After a week of sanding and refinishing we are left with gorgeous floors and pervasive dust. Think Pompeii without the tragedy. It’s everywhere. Every crevice, surface and mullion bar. When I finally tackled my office I started dusting off the books. It wasn’t long before I was dusting off memories, too.
I open Habibi and Yow and I’m four once again. My sisters hadn’t been born yet and there was all the time in the world for my mother to read me stories about Habibi and his mischievous dog Yow as they celebrated Rosh Hashana and Yom Kippur, built a sukkah and hunted for the afikomen at Passover. The ingenious Animal Lore and Disorder is from a decidedly simpler time. Its split pages kept me busy for weeks on end creating all sorts of fantastical creatures like the Ligaroo or the Dotah. The paperback poetry book my grandfather gave me lost its back cover long ago. But the poems have preserved his voice, deep and rich, tinged with the South and love for me as he read over and over the poem about the little boy with the hole in his “pottet.”
There are books from the days of reading to Elliot and Emma: The Tub People and The Ox Cart Man, Caps for Sale and Joyful Noise — a wonderful book of poems for two voices by Paul Fleischman. “We don’t live in meadows…cricket, cricket…or in groves….” takes me back to the nights of feet pajamas and bath-damp hair. The nights of one more story and one more kiss.
There are the shelves of writing books and Jewish books, favorite novels and biographies, a collection of quote books and James Lipton’s An Exaltation of Larks without which I would have never known that a group of auction bidders was called a nod and gathering of cubists was called a block. On the trunk are the alphabet books I began collecting a few years ago with the hopes of sharing them with grandchildren one day.
There are the tchotchkes and gifts, too: a clock my son made for me in metalsmithing, my daughter’s woodcut from her printmaking class. There’s the ivory samurai that sat on my grandmother’s dresser and the little buddha dish into which I’ve placed two stems of dates from Israel. The seashell shaped like an ear is from a writing workshop led by a wonderful teacher. Where the tiny pink rubber pig came from I have no idea but I’ve saved it as I have my bronzed baby shoe that now holds my paper clips.

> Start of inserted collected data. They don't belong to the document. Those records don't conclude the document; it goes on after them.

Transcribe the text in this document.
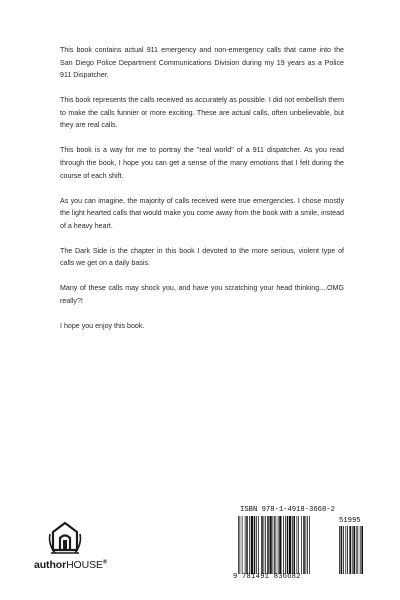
This book contains actual 911 emergency and non-emergency calls that came into the San Diego Police Department Communications Division during my 19 years as a Police 911 Dispatcher.

This book represents the calls received as accurately as possible. I did not embellish them to make the calls funnier or more exciting. These are actual calls, often unbelievable, but they are real calls.

This book is a way for me to portray the "real world" of a 911 dispatcher. As you read through the book, I hope you can get a sense of the many emotions that I felt during the course of each shift.

As you can imagine, the majority of calls received were true emergencies. I chose mostly the light hearted calls that would make you come away from the book with a smile, instead of a heavy heart.

The Dark Side is the chapter in this book I devoted to the more serious, violent type of calls we get on a daily basis.

Many of these calls may shock you, and have you scratching your head thinking....OMG really?!

I hope you enjoy this book.

authorHOUSE®
ISBN 978-1-4918-3668-2
51995
9 781491 836682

What writer doesn’t have her toys, the sensory distractors that delight during those doldrums when words disappear? What did I want for my 40th birthday my sisters asked. A kaledescope I told them and they found me a beauty. Its incised brass tube is cool in my hand; the double disks of glass bits and threads create endless patterns of visual swoon. Deep down I’m still the kid who sat for hours with a book that let me create a dachstoise and a rhinomel.

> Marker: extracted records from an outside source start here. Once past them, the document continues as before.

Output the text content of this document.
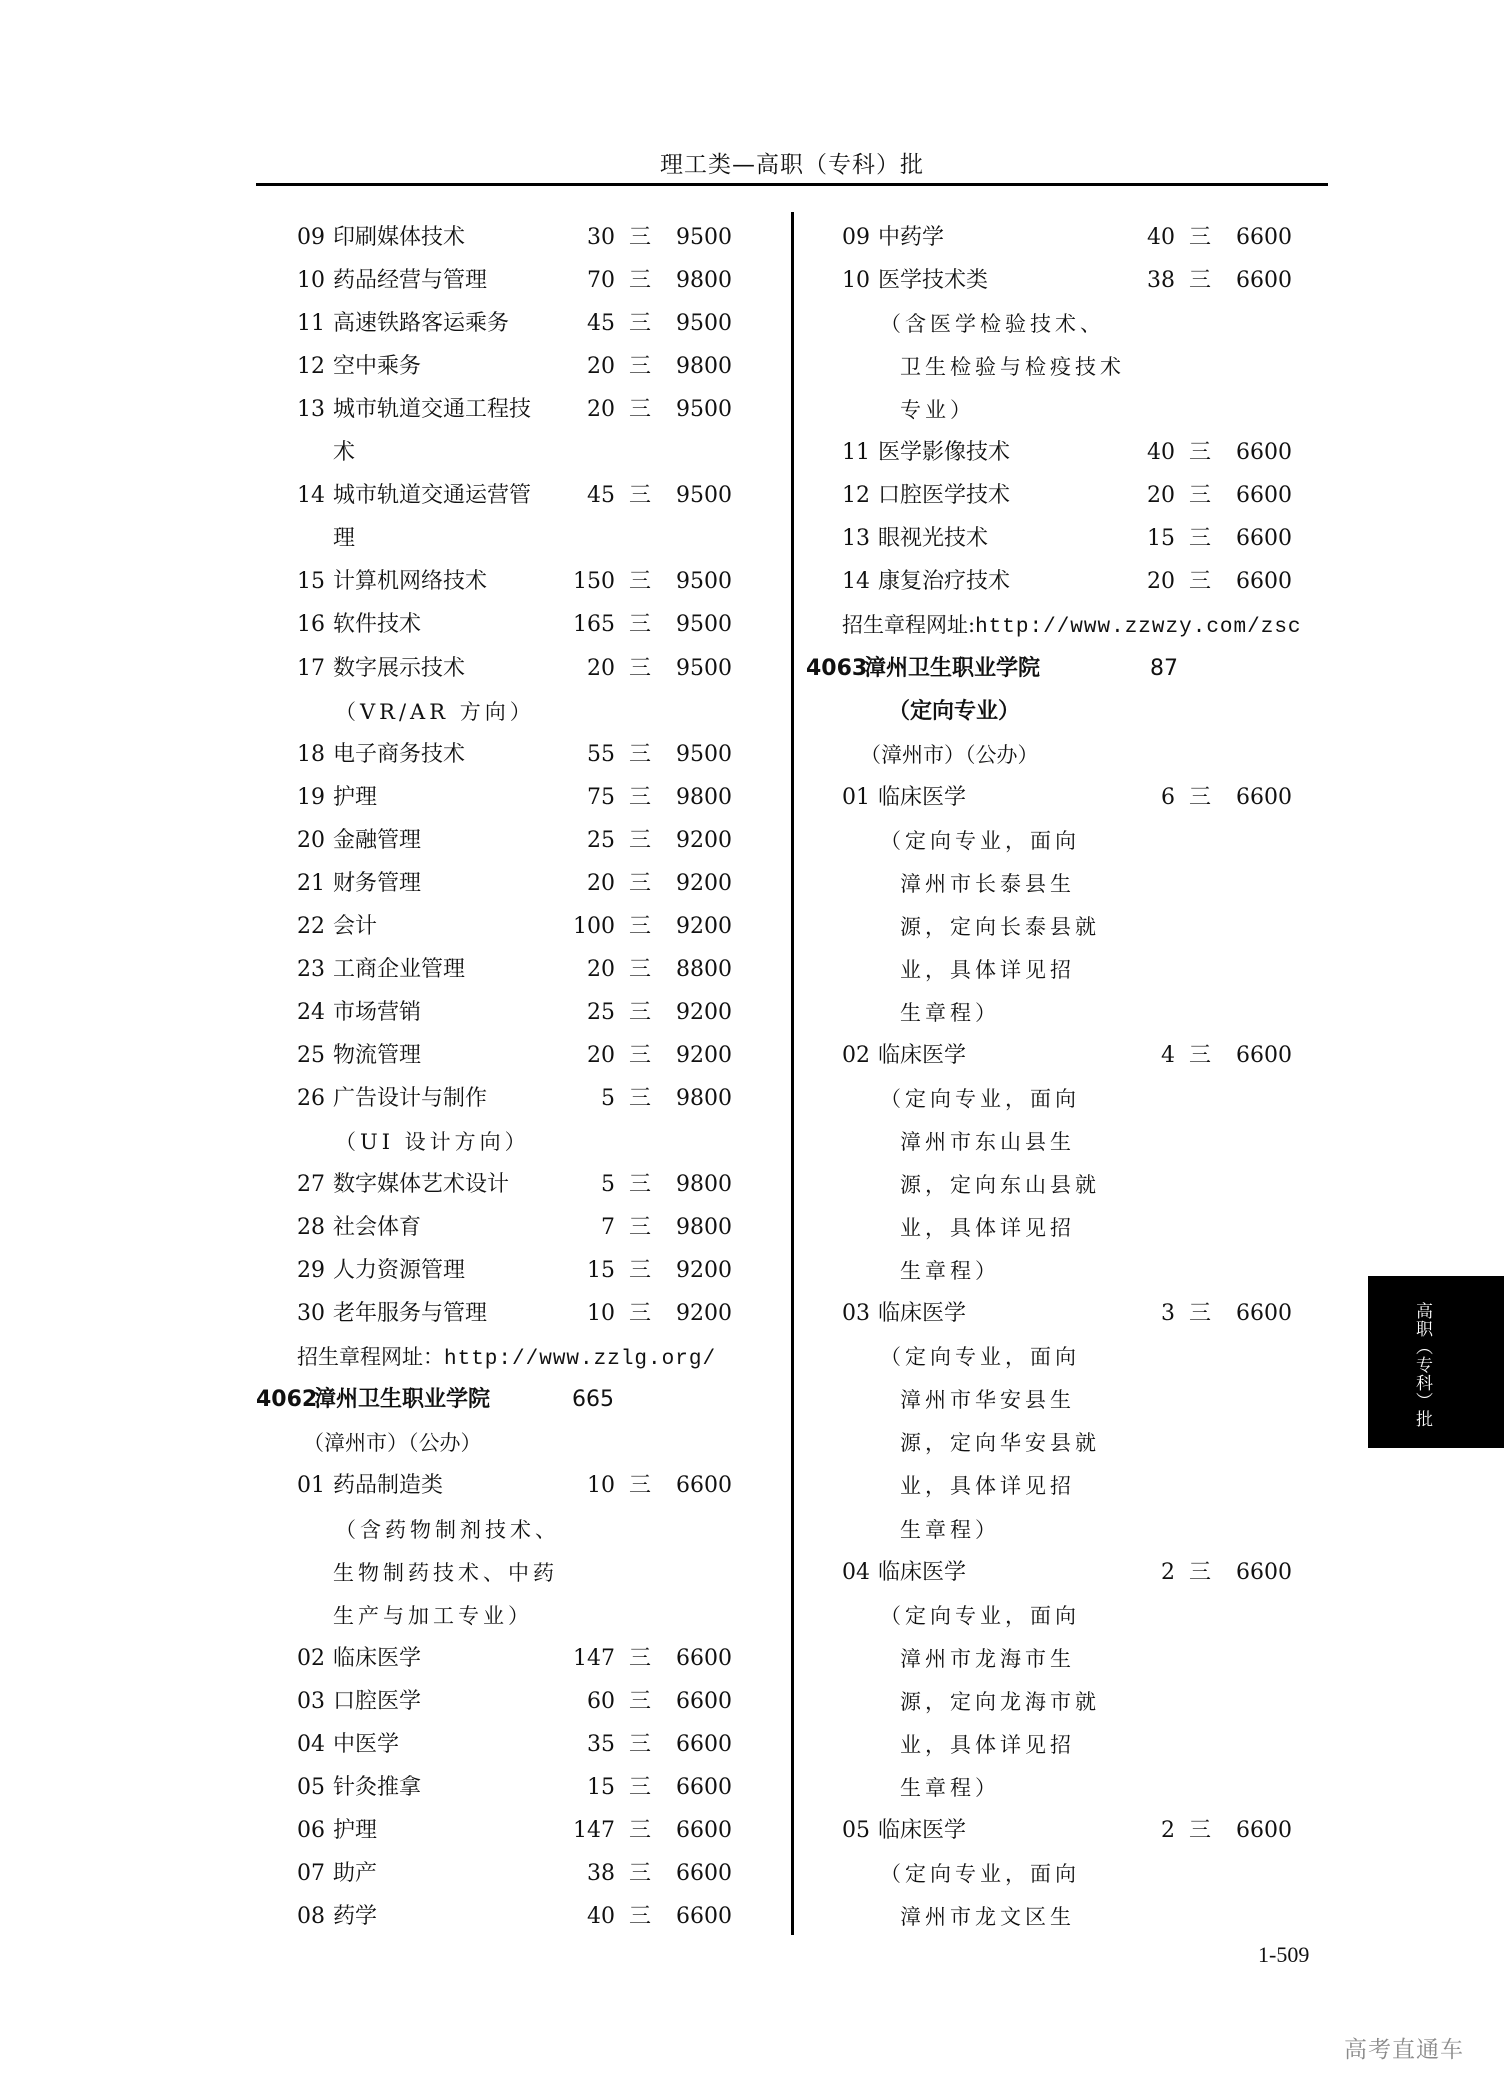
理工类—高职（专科）批
09 印刷媒体技术	30 三 9500
10 药品经营与管理	70 三 9800
11 高速铁路客运乘务	45 三 9500
12 空中乘务	20 三 9800
13 城市轨道交通工程技	20 三 9500
术
14 城市轨道交通运营管	45 三 9500
理
15 计算机网络技术	150 三 9500
16 软件技术	165 三 9500
17 数字展示技术	20 三 9500
（VR/AR 方向）
18 电子商务技术	55 三 9500
19 护理	75 三 9800
20 金融管理	25 三 9200
21 财务管理	20 三 9200
22 会计	100 三 9200
23 工商企业管理	20 三 8800
24 市场营销	25 三 9200
25 物流管理	20 三 9200
26 广告设计与制作	5 三 9800
（UI 设计方向）
27 数字媒体艺术设计	5 三 9800
28 社会体育	7 三 9800
29 人力资源管理	15 三 9200
30 老年服务与管理	10 三 9200
招生章程网址：http://www.zzlg.org/
4062
漳州卫生职业学院	665
（漳州市）（公办）
01 药品制造类	10 三 6600
（含药物制剂技术、
生物制药技术、中药
生产与加工专业）
02 临床医学	147 三 6600
03 口腔医学	60 三 6600
04 中医学	35 三 6600
05 针灸推拿	15 三 6600
06 护理	147 三 6600
07 助产	38 三 6600
08 药学	40 三 6600
09 中药学	40 三 6600
10 医学技术类	38 三 6600
（含医学检验技术、
卫生检验与检疫技术
专业）
11 医学影像技术	40 三 6600
12 口腔医学技术	20 三 6600
13 眼视光技术	15 三 6600
14 康复治疗技术	20 三 6600
招生章程网址:http://www.zzwzy.com/zsc
4063
漳州卫生职业学院	87
（定向专业）
（漳州市）（公办）
01 临床医学	6 三 6600
（定向专业，面向
漳州市长泰县生
源，定向长泰县就
业，具体详见招
生章程）
02 临床医学	4 三 6600
（定向专业，面向
漳州市东山县生
源，定向东山县就
业，具体详见招
生章程）
03 临床医学	3 三 6600
（定向专业，面向
漳州市华安县生
源，定向华安县就
业，具体详见招
生章程）
04 临床医学	2 三 6600
（定向专业，面向
漳州市龙海市生
源，定向龙海市就
业，具体详见招
生章程）
05 临床医学	2 三 6600
（定向专业，面向
漳州市龙文区生
高职（专科）批
1-509
高考直通车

I bought the glass pomegranate for its contradiction. It could be a paperweight but it’s actually a rattle. For adults. A little bead or stone inside the pomegranate bounces off its glass walls when I shake it. I love the defiance of it. How can the stone not break the glass? But it doesn’t. And so I shake away.
To my right, beside my file folders is a painting of a woman in shadow. Did the artist tire of the image, thus leaving the nude unfinished? Or is the painting finished as is, the woman emerging from the shadows of the artist’s brushes? She reminds me that we are all works in progress. Beyond her are photos of my family past and present.

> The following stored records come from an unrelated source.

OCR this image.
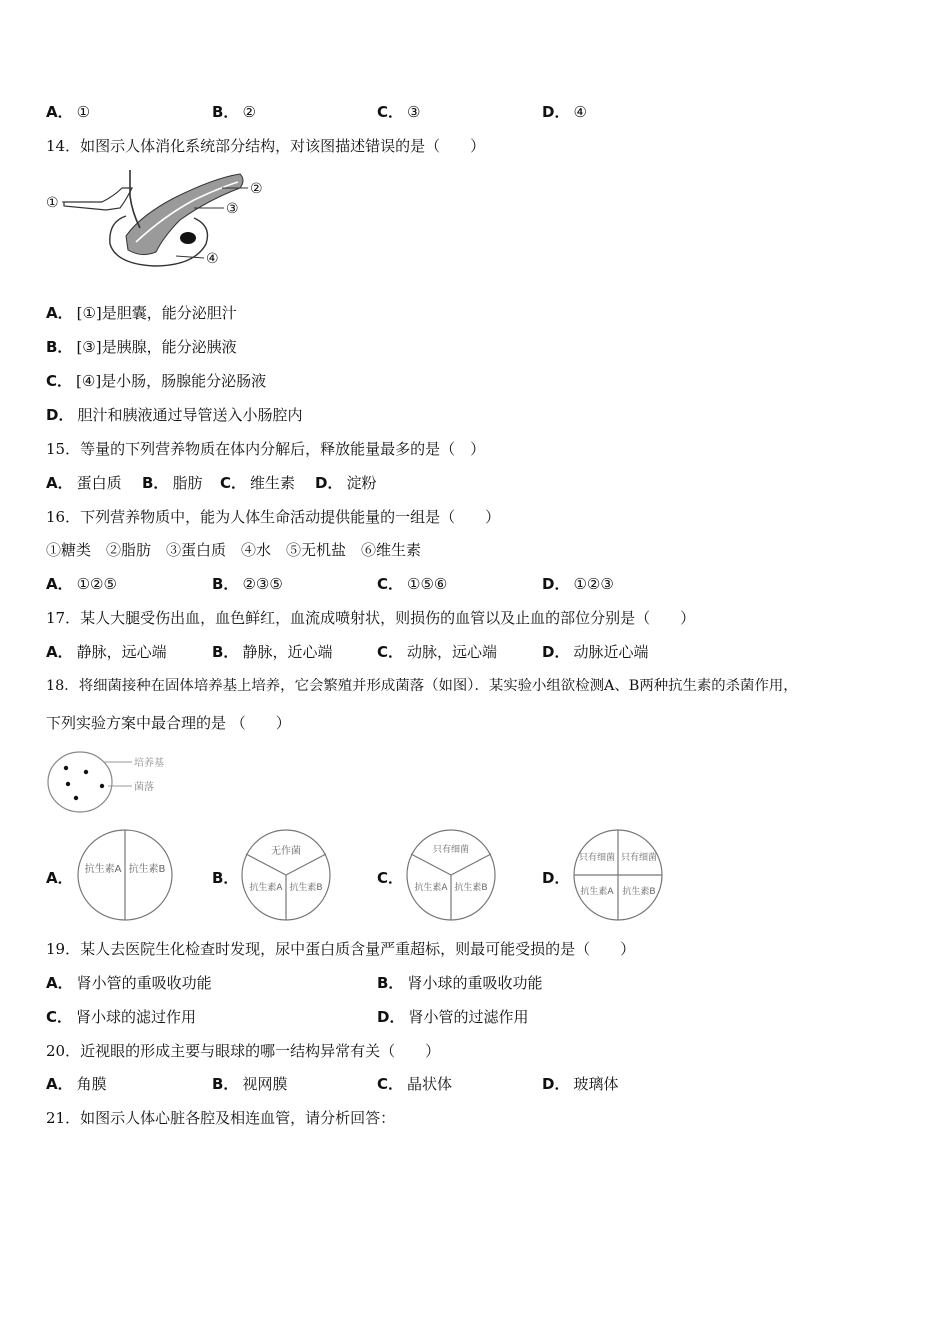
A． ①	B． ②	C． ③	D． ④
14．如图示人体消化系统部分结构，对该图描述错误的是（　　）
①
②
③
④
A． [①]是胆囊，能分泌胆汁
B． [③]是胰腺，能分泌胰液
C． [④]是小肠，肠腺能分泌肠液
D． 胆汁和胰液通过导管送入小肠腔内
15．等量的下列营养物质在体内分解后，释放能量最多的是（　）
A． 蛋白质 B． 脂肪 C． 维生素 D． 淀粉
16．下列营养物质中，能为人体生命活动提供能量的一组是（　　）
①糖类　②脂肪　③蛋白质　④水　⑤无机盐　⑥维生素
A． ①②⑤	B． ②③⑤	C． ①⑤⑥	D． ①②③
17．某人大腿受伤出血，血色鲜红，血流成喷射状，则损伤的血管以及止血的部位分别是（　　）
A． 静脉，远心端	B． 静脉，近心端	C． 动脉，远心端	D． 动脉近心端
18．将细菌接种在固体培养基上培养，它会繁殖并形成菌落（如图）．某实验小组欲检测A、B两种抗生素的杀菌作用，
下列实验方案中最合理的是 （　　）
培养基
菌落
A．	抗生素A 抗生素B	B．
无作菌
抗生素A 抗生素B
C．
只有细菌
抗生素A 抗生素B
D．
只有细菌 只有细菌
抗生素A 抗生素B
19．某人去医院生化检查时发现，尿中蛋白质含量严重超标，则最可能受损的是（　　）
A． 肾小管的重吸收功能	B． 肾小球的重吸收功能
C． 肾小球的滤过作用	D． 肾小管的过滤作用
20．近视眼的形成主要与眼球的哪一结构异常有关（　　）
A． 角膜	B． 视网膜	C． 晶状体	D． 玻璃体
21．如图示人体心脏各腔及相连血管，请分析回答：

A room of one’s own is so many things — sanctuary, work space, validation. It is a place to dream, to struggle, to create. It is the place where the selves of who we were and who we are hover all around us, holding hands.
Debs, I really enjoyed your memories! XOXO,L
Books – how I cherish them, and hurt inside when I just HAD to part with many throughout the years of moving from place to place. But hidden in boxes to keep them from destruction were the books that little hands of a blonde, blue-eyed duo held and turned pages till they were dog-eared, and begged, “Read it just one more time.” They are precious in the memories they resurrect, and priceless. Thank you so much for sharing your thoughts and feelings about your precious books and causing me to reflect once again on loving memories. 🙂
Lynn & Judi,
Thank you for checking in and reminiscing with me.
Now tell me. Is anyone going to save a Kindle for the memories it embodies?
I did a meditation/essay on a similar topic (included in Writing Home) that was inspired by all the children’s books on my shelves, and what they’ve meant to me, now and then. Isn’t it wonderful to purge and clean (or re-do) your workspace or office — for this very reason? I love this essay, Debra! Beautiful.